There is one thing you could do, looking at the first photo. The arm is mostly hitting the bracket that sticks out beyond the horizontal plate under the register sliders. Given where the two screws/bolts are that bracket doesn't need to be as long as it is. You could saw off the part that sticks out and then the arm will already "almost" not touch the bracket any more. More often than not mechanical accordion repair is more like general diy work than a something that requires specialist training. Common sense always helps a lot.
Yes, I suppose I could try that. Maybe a little spot Dremel grinding on the register block (removed from the box, of course). I’ve been hesitant to make permanent changes, but I think that’s a small enough change that it wouldn’t be too bad.

For the picture where the arm is hitting the pin behind one of the register switches, do you think I can shorten the pin a tiny bit (cut a little bit off) without risking failure of the switch? I tried to file the pin a bit to shorten it and soften its edges, but without much success. I have a feeling it will poke through the duct tape in only a short time and the clicking will be back for that key.
 
Yes, I suppose I could try that. Maybe a little spot Dremel grinding on the register block (removed from the box, of course). I’ve been hesitant to make permanent changes, but I think that’s a small enough change that it wouldn’t be too bad.
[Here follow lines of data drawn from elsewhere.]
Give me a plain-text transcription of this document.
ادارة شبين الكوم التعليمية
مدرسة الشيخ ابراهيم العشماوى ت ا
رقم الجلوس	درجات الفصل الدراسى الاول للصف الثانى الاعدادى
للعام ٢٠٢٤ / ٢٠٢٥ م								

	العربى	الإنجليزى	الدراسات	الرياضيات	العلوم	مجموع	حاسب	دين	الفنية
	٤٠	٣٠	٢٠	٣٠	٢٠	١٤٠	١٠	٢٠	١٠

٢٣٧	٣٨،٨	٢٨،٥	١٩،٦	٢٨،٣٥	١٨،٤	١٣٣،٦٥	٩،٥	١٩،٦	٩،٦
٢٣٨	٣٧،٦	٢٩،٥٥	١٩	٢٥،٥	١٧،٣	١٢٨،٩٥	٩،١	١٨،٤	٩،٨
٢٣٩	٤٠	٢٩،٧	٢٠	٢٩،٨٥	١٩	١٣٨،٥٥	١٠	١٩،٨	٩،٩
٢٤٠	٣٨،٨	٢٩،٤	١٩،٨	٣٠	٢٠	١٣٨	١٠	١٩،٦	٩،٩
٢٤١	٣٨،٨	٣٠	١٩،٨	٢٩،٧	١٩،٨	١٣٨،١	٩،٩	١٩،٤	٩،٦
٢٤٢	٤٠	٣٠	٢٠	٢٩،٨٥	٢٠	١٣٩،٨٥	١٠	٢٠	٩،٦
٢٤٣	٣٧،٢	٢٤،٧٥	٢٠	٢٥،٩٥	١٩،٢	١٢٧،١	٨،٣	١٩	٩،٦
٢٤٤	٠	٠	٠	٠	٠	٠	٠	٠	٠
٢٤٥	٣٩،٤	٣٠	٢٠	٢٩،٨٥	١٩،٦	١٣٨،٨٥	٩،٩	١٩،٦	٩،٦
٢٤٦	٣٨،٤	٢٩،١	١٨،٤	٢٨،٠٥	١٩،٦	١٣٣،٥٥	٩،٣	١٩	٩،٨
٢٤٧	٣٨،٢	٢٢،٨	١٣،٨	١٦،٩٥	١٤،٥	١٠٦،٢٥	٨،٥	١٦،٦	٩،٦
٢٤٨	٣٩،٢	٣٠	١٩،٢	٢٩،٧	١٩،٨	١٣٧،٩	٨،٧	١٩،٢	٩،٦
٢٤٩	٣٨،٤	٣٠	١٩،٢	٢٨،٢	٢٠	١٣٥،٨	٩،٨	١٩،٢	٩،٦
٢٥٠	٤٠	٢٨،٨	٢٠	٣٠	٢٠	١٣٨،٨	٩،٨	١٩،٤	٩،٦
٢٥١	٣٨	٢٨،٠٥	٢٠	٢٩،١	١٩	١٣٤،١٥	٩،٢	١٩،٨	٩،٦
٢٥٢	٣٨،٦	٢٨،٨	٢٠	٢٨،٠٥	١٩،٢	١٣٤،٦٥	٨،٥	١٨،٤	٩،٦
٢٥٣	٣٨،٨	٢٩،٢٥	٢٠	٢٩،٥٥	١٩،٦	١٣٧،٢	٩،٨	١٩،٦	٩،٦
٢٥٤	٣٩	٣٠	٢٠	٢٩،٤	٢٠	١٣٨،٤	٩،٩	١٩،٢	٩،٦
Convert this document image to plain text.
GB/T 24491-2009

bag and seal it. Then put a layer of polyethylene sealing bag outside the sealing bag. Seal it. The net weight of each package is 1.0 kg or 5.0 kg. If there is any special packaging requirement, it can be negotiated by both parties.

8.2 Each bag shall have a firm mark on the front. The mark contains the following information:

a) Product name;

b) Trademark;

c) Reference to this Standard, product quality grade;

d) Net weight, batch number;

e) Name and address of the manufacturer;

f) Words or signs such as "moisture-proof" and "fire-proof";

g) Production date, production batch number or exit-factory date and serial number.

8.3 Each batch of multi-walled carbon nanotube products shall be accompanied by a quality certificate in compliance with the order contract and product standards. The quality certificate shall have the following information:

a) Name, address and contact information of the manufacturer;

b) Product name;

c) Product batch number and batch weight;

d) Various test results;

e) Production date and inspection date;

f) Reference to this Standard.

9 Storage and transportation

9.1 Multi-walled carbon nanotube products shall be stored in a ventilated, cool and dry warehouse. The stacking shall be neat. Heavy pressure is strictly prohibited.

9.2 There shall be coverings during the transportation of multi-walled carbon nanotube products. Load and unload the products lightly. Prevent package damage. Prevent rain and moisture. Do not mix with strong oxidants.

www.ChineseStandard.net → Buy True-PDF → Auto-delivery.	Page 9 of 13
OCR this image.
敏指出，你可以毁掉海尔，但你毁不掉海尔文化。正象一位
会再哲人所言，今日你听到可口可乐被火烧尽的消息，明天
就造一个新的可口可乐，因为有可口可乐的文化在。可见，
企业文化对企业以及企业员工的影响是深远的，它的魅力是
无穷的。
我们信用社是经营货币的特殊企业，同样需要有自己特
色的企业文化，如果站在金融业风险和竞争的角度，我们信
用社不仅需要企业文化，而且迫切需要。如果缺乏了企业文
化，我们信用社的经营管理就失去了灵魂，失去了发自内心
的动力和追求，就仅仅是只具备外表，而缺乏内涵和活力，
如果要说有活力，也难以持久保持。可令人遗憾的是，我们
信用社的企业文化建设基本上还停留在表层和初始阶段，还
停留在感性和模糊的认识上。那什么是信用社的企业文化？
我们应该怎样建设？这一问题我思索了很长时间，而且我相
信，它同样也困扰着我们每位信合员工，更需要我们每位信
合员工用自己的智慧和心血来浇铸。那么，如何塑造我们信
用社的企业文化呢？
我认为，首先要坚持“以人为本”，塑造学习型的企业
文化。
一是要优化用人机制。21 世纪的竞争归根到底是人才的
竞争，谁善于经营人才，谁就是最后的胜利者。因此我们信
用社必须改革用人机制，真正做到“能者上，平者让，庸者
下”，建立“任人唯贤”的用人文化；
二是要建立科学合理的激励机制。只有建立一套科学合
For the picture where the arm is hitting the pin behind one of the register switches, do you think I can shorten the pin a tiny bit (cut a little bit off) without risking failure of the switch? I tried to file the pin a bit to shorten it and soften its edges, but without much success. I have a feeling it will poke through the duct tape in only a short time and the clicking will be back for that key.
Cutting off the end of the offending piece would be a solution.

Before I tried it I'd work the mechanism for the shifts several times with the end of a screwdriver or pencil eraser end on the offending pin and anything that slides on it. You want to see if it is indeed a bit longer than is needed (it looks like it might be). If you decide that there is nothing risked by abbreviating it the next question is whether you can do it in place.

Dremel with cut off wheel or grinder? Is there room to get in there acccurately without hitting something else? Can you adequtely catch all the fine metal debris that will result? If it needs to be pulled to get at it properly do you have the good fitting screwdrivers needed to loosen the "pretty tight been there for decades" screws holding the mechanism in place?

Surely doable and probably a lot faster than disassembling the keyboard.

On the other hand, it the tape does give up could you just use a more durable cloth tape, or a thin bit of leather glued on over the clacking key shaft? ( If you go there, hold a strip of whatever you are thinking of using in place while you depress the key to ensure it's not so thick that it prevents th pallet from adequately opening.) I'd surely wait to see just how long the tape lasts before doing anything else.

Is it working now? Play on and be happy!